Desmose (Desmosis coli)

Als Desmose bezeichnet man eine angeborene (aplastische) oder erworbene (atrophische) Erkrankung des Dickdarmes, die sich durch einen Rückgang bzw. ein Fehlen des bindegewebigen kollagenen Grundgerüstes der Darmwandmuskulatur (Muscularis propria) auszeichnet. Aus dem Fehlen der Bindegewebsstränge resultiert ein gestörtes Zusammenspiel von Längs- und Quermuskulatur und damit eine Peristaltikstörung bis hin zur kompletten funktionellen Darmlähmung. Als Symptom resultiert für Betroffene eine chronische Obstipation.

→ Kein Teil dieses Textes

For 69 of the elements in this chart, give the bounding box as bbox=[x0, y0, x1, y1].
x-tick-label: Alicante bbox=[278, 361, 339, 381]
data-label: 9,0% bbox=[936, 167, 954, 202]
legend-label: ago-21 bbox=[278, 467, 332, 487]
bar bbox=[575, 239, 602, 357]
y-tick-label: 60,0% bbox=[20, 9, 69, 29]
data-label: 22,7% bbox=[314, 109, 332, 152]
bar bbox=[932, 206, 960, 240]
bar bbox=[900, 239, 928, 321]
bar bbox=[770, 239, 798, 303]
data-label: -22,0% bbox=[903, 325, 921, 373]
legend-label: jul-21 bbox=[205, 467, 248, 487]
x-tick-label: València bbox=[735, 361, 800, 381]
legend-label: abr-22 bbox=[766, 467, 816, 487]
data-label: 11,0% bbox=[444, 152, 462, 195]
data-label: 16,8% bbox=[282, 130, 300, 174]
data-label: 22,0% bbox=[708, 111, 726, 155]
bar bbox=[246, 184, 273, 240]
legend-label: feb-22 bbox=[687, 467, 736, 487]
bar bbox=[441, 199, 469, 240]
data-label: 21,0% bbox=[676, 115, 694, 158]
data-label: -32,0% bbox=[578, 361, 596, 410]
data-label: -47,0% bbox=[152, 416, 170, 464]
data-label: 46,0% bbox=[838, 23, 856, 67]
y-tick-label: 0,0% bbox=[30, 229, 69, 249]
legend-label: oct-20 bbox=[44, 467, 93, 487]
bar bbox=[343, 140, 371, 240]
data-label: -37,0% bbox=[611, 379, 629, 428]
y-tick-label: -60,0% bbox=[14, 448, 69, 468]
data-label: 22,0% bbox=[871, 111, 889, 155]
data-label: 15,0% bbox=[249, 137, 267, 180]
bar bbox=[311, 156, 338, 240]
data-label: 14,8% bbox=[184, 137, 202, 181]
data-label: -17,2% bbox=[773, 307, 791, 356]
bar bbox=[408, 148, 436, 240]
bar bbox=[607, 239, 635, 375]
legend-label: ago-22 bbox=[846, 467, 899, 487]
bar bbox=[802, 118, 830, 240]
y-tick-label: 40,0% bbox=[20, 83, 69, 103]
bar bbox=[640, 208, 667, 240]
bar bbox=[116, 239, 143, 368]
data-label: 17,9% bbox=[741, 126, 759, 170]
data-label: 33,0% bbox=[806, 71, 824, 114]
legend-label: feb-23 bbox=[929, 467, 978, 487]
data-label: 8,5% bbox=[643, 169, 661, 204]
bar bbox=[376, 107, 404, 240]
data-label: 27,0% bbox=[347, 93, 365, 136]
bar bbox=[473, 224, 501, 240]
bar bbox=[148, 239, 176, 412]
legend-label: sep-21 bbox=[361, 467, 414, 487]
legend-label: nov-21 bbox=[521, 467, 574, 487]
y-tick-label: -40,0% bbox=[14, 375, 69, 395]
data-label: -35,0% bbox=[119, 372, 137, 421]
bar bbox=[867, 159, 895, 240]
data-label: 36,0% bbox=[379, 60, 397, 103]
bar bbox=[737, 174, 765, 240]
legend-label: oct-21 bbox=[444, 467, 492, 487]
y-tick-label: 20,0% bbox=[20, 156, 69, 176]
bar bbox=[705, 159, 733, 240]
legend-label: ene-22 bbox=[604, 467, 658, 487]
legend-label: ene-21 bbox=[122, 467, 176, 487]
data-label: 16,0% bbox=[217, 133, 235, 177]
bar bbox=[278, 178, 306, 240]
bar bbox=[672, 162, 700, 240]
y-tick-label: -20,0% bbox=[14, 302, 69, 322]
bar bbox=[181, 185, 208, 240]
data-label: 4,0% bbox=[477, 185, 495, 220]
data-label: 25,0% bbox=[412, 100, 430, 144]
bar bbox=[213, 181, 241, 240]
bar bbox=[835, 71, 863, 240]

Die genauen Ursachen, die zum Verlust des Bindegewebsgerüstes führen, sind bislang nicht bekannt.

Atrophische Desmose

Die atrophische Desmose ist die bei weitem häufigere der beiden Desmoseformen. Sie entsteht als Folge einer vorbestehenden Erkrankung oder einer externen Bindegewebsschädigung und wird daher auch sekundäre Desmose genannt. Zur atrophischen Desmose führen können unter anderem Divertikultis, Morbus Crohn, nekrotisierende Enterokolitis, chronische Obstipation mit Hyperextension und Dehnungsatrophie der Ringmuskulatur, idiopathisches Megakolon sowie iatrogene Schädigungen durch Radiatio. Als Ursache für den Bindegewebsrückgang vermutet man Entzündungsvorgänge, bei denen unter anderem auch bindegewebsschädigende Kollagenasen ausgeschüttet werden. 

Die atrophische Desmose führt in den meisten Fällen zu einer nur teilweisen Atrophie des kollagenen Bindegewebes, ein Totalverlust ist jedoch möglich.

Aplastische Desmose

Die aplastische Desmose ist deutlich seltener als die atrophische Form. Bei ihr ist das intestinale Bindegewebsgerüst von Geburt an nicht angelegt, sie wird daher auch als primäre oder kongenitale Desmose bezeichnet. Sie macht weniger als 1% der Desmosen aus und manifestiert sich in der Regel in der Kindheit oder im jungen Erwachsenenalter. Gehäuft tritt sie bei Frühgeborenen mit niedrigem Geburtsgewicht und im Zusammenhang mit dem Mikrokolon-Megazystis-Syndrom auf.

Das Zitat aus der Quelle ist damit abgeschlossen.